If I were to complain about elements of Dark Moon, it would be that the initial rules are not some of the finest written in the industry, although errata and FAQ’s have been provided on Board Game Geek by the designer. The stock of card used is also somewhat poor, which is noticeable when shuffling or with frequent use that may become marked, ruining the game going forward. While the theme works, it’s missing the characterization that BSG has, which makes me yearn for the BSG Express version that SHOULD have been picked up and created, however massive thanks to Stronghold and Mr Buonocore for making sure that this title got published.
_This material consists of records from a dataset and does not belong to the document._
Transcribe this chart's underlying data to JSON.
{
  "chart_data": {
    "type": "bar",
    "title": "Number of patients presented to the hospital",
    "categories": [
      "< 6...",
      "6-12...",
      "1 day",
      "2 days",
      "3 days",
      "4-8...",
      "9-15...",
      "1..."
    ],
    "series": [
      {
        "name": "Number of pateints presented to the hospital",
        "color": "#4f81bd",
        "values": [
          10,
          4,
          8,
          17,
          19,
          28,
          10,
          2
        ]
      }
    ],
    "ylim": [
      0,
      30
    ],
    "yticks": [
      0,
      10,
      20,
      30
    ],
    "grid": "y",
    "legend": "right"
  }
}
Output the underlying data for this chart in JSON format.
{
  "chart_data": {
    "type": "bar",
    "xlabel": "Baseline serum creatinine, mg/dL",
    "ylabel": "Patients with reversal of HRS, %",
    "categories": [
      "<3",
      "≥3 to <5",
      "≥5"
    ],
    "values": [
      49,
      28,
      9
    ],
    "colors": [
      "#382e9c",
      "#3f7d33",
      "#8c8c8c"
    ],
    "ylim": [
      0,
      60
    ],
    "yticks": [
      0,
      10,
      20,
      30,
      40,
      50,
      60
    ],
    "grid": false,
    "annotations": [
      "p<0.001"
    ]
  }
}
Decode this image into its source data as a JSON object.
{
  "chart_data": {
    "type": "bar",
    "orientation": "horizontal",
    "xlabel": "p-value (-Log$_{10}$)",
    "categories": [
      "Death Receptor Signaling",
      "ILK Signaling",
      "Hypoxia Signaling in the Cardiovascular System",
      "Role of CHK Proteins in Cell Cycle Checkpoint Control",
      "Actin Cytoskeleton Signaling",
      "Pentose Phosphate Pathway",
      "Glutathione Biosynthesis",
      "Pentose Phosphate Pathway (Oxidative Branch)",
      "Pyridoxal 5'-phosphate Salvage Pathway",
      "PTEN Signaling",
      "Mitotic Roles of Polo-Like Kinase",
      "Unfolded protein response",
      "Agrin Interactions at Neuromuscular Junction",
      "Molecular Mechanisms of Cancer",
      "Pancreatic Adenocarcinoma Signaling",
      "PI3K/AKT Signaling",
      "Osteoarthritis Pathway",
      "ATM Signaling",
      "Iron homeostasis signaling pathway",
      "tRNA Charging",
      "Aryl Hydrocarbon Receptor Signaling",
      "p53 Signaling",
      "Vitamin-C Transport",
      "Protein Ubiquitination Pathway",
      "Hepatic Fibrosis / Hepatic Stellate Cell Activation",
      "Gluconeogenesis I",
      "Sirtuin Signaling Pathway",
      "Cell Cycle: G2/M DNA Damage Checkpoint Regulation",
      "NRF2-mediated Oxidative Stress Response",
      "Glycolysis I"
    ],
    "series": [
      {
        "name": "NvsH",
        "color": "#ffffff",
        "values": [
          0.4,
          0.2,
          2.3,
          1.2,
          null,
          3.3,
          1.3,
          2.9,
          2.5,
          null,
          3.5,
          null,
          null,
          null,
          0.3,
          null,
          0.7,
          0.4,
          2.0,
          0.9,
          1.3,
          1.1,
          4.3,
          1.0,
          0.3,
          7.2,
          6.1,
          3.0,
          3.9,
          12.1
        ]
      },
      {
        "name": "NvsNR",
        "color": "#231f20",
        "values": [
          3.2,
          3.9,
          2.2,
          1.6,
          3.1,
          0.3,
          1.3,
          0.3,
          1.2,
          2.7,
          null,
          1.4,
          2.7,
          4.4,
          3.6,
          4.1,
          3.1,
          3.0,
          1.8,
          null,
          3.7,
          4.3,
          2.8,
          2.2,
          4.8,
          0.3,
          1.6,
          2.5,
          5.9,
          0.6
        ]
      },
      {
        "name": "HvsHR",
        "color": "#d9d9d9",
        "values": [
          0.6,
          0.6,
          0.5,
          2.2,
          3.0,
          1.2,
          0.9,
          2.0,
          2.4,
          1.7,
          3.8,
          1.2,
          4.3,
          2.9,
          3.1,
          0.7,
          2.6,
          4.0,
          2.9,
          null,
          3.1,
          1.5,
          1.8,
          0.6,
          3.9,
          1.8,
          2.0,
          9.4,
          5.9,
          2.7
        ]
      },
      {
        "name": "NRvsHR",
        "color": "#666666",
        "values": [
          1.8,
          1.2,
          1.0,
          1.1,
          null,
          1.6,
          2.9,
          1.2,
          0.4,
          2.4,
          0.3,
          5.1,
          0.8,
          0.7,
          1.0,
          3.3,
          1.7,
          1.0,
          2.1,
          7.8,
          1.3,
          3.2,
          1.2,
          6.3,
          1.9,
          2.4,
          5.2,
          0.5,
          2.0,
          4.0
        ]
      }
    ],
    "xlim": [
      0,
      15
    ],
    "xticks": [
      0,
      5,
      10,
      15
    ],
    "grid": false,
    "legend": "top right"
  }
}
In closing, I enjoy so many mechanical elements of Dark Moon, from the dice relieving tension from the infected, the constant mistrust of each and every bad element that happens, through to the politics of players vying for control and trust in an environment so bent on their failure, all wrapped up in a game that we could play twice in an evening if we wanted. While components required more love, you’ll find none of this while while you stare into the eyes of your comrades to discover who has your back, and who is pressing the knife into it.